『約束 名張毒ぶどう酒事件 死刑囚の生涯』東海テレビ最新作 ふたりの死刑囚

2014年3月27日、ひとりの死刑囚が釈放された。


昭和41年、静岡県清水市(当時)の味噌会社で4人の焼死体が見つかった「袴田事件」。袴田は確定死刑囚となった。再審開始の決定は、有罪の決め手になった血に染まった衣服のDNA鑑定の信憑性。48年ぶりに釈放された袴田は、3歳年上の姉と生活を始めた。しかし、自由になったはずの袴田も、検察の即時抗告によって再審は始まっていない。いまだ死刑囚であることに変わりはなく、年金もなければ、選挙権もない。長年の拘置所生活による拘禁反応で、精神に障害が残っている――。

2015年10月4日、ひとりの死刑囚が獄死した。


昭和36年、三重県名張市の小さな村の懇親会で、ぶどう酒を飲んだ女性5人が死亡した「名張毒ぶどう酒事件」。奥西は35歳で逮捕され、死刑が確定したが、獄中から無実を訴え続けた。半世紀に及ぶ独房生活、その間、奥西は2桁を越える囚人が処刑されるのを見送った。ここ3年間は、八王子医療刑務所で寝たきりの生活を送っていた。奈良県の山村に暮らす4歳年下の妹は無実を信じ、片道5時間かけて兄のもとに通い続けていた――。
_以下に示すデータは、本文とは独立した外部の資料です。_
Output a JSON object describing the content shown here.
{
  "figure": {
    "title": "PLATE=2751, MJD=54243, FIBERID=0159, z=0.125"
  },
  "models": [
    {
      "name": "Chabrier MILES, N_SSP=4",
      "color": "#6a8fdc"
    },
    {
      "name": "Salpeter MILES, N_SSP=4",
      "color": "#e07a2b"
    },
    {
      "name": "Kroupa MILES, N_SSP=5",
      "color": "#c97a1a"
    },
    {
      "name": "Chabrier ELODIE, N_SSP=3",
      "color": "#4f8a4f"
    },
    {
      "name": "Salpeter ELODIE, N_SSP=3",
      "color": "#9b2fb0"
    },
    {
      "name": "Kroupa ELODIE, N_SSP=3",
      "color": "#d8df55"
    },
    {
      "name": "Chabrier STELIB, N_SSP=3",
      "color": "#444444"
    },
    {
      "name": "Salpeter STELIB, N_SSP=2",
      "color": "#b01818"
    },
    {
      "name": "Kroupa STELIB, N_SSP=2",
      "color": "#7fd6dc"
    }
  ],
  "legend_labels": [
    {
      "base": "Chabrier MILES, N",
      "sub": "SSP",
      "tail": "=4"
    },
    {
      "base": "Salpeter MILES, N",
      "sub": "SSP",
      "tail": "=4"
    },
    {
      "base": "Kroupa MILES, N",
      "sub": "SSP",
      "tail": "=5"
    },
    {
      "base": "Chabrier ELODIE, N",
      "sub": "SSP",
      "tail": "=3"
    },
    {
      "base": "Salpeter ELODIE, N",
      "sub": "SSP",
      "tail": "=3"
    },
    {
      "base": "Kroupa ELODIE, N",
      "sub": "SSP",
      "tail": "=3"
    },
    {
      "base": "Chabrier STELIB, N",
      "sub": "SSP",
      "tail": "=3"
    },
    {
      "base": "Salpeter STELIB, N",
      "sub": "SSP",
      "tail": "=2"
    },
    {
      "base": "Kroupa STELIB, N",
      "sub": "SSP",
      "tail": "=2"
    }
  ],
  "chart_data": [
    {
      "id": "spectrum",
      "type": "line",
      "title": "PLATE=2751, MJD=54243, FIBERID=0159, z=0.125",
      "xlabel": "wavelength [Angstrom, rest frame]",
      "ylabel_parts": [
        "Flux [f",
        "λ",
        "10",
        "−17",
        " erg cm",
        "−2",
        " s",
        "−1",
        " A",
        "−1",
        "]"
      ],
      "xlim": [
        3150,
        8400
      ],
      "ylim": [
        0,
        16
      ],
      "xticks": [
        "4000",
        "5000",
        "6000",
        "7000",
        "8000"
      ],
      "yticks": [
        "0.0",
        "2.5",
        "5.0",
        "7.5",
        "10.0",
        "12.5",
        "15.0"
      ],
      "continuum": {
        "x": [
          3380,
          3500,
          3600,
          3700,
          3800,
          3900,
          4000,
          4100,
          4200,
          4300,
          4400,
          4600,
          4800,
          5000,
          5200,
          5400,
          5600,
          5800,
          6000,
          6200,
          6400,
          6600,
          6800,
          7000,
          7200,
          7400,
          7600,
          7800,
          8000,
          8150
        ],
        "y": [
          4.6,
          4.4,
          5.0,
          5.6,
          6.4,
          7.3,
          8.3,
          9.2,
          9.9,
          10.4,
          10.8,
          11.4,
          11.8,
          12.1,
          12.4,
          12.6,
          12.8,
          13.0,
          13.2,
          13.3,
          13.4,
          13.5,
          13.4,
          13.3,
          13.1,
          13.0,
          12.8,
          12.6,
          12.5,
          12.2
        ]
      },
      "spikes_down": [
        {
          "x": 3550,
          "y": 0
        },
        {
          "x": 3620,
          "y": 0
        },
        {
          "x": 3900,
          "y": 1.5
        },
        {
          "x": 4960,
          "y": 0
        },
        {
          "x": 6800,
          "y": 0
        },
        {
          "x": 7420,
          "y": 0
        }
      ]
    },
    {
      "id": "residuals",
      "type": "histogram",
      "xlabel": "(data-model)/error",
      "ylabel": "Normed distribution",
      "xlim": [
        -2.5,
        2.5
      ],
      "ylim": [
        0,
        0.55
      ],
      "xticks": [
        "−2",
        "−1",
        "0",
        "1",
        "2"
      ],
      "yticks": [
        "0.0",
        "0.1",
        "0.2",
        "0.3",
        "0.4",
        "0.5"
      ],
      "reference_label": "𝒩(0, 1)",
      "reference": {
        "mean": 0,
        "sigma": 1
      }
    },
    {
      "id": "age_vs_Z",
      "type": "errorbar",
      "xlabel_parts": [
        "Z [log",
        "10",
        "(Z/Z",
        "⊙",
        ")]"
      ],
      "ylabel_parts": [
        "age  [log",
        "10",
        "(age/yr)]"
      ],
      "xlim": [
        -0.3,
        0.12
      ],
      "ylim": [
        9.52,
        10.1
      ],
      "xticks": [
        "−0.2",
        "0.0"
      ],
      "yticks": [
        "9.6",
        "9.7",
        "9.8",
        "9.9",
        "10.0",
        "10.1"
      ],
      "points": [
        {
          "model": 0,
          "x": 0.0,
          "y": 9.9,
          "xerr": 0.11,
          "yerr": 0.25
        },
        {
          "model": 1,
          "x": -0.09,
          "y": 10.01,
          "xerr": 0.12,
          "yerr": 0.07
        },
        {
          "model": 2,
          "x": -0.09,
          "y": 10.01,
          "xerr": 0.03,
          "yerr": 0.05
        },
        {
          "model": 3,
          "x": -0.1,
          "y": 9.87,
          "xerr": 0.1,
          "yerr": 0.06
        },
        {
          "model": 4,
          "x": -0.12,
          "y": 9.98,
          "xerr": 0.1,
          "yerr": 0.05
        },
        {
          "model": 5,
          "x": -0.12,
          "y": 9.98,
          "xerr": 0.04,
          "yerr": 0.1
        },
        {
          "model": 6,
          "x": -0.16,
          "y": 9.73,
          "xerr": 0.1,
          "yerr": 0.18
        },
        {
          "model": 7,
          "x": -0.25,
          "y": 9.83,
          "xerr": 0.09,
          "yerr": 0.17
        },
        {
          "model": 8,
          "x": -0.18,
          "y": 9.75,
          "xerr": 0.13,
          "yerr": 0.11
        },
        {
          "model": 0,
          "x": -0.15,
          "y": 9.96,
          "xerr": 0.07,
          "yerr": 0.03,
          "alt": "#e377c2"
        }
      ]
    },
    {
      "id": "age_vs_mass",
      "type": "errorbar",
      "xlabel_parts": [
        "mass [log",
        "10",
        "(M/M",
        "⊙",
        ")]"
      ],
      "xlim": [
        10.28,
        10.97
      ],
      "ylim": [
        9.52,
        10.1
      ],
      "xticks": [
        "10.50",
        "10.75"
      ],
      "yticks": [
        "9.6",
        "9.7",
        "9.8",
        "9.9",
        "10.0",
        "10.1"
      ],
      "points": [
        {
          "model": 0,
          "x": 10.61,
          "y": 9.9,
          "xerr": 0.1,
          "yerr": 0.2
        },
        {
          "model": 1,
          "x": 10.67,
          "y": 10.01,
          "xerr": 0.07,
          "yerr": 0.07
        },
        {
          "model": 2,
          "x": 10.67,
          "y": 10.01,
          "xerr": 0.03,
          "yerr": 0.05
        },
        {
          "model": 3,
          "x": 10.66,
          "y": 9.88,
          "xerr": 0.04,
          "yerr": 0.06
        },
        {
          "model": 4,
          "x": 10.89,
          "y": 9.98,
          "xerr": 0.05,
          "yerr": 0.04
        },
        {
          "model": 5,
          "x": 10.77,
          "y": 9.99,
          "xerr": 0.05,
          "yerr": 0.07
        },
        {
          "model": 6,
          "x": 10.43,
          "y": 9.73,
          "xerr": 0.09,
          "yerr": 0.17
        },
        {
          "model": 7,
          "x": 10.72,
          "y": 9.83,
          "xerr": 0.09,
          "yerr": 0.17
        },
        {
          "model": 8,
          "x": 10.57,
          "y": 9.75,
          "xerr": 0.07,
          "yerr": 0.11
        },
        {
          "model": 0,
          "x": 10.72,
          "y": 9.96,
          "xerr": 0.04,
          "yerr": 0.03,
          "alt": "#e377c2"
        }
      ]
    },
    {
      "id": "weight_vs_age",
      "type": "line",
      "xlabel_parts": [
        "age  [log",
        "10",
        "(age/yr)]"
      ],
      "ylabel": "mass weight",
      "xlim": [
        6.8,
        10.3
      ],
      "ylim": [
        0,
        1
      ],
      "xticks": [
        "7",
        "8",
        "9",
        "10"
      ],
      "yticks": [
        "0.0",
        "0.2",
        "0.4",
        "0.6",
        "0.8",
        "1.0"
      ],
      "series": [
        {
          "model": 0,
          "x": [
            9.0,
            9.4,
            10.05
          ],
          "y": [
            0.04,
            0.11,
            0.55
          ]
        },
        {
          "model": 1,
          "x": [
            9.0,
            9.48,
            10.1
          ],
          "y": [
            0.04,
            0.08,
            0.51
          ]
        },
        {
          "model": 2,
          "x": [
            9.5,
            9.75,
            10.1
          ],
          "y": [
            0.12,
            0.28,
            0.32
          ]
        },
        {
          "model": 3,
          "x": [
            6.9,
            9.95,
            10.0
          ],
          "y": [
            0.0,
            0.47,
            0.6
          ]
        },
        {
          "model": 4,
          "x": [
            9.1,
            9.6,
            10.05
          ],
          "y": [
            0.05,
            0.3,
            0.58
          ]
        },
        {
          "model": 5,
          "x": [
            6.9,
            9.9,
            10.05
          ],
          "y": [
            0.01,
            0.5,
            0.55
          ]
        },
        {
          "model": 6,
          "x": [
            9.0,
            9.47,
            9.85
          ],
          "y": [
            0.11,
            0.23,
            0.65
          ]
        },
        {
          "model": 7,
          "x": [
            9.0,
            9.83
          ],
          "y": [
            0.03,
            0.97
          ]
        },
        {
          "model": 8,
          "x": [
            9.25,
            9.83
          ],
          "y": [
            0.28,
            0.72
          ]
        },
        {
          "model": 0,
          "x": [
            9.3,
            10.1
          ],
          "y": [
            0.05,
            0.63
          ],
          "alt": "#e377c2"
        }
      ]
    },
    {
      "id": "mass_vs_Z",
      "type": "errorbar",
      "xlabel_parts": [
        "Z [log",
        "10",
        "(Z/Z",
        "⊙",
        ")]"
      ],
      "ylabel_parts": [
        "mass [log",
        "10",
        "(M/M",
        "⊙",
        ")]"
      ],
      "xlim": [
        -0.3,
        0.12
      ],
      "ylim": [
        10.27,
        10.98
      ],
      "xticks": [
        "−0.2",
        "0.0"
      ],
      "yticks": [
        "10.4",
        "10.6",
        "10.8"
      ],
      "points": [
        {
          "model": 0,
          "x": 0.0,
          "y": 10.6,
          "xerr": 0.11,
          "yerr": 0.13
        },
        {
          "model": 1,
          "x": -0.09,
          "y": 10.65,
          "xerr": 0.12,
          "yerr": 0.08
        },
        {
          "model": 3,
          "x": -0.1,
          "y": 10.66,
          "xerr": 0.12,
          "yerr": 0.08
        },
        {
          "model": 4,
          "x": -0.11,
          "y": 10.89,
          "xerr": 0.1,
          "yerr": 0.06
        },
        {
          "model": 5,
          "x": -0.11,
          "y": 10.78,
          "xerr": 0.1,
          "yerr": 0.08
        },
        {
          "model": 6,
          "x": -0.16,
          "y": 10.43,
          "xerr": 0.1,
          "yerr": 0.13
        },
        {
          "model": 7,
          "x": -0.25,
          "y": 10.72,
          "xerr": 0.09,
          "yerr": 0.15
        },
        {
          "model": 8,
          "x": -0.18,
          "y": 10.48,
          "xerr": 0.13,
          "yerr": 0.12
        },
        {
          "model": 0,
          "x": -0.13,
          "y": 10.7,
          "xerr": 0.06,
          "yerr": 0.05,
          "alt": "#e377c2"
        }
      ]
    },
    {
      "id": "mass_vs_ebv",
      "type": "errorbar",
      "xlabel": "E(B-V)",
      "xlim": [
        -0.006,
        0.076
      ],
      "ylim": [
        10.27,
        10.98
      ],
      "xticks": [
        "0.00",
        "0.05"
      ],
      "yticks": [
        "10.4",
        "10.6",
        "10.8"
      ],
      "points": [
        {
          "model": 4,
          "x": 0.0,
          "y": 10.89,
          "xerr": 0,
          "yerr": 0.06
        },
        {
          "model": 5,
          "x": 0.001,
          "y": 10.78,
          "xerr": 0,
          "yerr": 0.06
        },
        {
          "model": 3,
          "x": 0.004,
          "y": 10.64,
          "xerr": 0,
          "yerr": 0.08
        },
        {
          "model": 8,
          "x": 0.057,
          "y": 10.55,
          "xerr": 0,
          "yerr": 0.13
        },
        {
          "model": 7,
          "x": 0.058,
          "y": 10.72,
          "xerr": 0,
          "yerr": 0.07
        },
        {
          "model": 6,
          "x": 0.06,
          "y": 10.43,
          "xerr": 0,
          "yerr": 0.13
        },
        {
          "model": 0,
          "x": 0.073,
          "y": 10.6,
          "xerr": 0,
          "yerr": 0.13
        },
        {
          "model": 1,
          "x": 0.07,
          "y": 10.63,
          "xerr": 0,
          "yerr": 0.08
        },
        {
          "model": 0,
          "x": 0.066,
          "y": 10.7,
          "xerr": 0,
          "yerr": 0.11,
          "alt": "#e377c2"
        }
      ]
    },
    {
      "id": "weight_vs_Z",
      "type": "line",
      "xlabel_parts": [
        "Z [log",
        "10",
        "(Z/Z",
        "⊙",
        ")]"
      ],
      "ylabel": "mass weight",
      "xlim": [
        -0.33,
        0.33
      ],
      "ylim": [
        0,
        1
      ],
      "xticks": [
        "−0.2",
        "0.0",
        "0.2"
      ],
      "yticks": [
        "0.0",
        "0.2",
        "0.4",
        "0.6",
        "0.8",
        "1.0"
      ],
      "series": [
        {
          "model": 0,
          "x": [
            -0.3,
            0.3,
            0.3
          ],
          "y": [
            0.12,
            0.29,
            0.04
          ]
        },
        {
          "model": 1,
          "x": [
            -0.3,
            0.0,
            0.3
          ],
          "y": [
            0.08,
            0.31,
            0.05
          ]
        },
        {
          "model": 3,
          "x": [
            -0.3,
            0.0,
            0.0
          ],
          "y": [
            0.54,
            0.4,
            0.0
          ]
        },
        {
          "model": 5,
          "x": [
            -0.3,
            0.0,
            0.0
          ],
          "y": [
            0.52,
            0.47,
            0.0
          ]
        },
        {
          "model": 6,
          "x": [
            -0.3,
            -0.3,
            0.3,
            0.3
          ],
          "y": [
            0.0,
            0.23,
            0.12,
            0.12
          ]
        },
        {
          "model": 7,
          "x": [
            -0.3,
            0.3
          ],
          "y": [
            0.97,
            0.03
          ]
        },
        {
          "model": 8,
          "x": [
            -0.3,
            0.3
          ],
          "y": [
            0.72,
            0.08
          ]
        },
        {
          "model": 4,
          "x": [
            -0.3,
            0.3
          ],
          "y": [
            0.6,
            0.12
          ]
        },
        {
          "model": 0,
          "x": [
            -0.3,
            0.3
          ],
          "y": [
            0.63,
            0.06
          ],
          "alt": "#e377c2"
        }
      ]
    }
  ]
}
ふたりの冤罪を訴え続ける死刑囚とその家族の人生から浮かび上がるのは、「法治国家」日本の司法が裁いた、否、犯した罪だ。製作は東海テレビ放送。『約束 名張毒ぶどう酒事件 死刑囚の生涯』の齊藤潤一が本作をプロデュースし、そのメガホンを鎌田麗香が引き継いだ。同作で奥西勝を演じた仲代達矢がナレーションをつとめる。奥西の無念の死を受け、緊急公開を敢行する。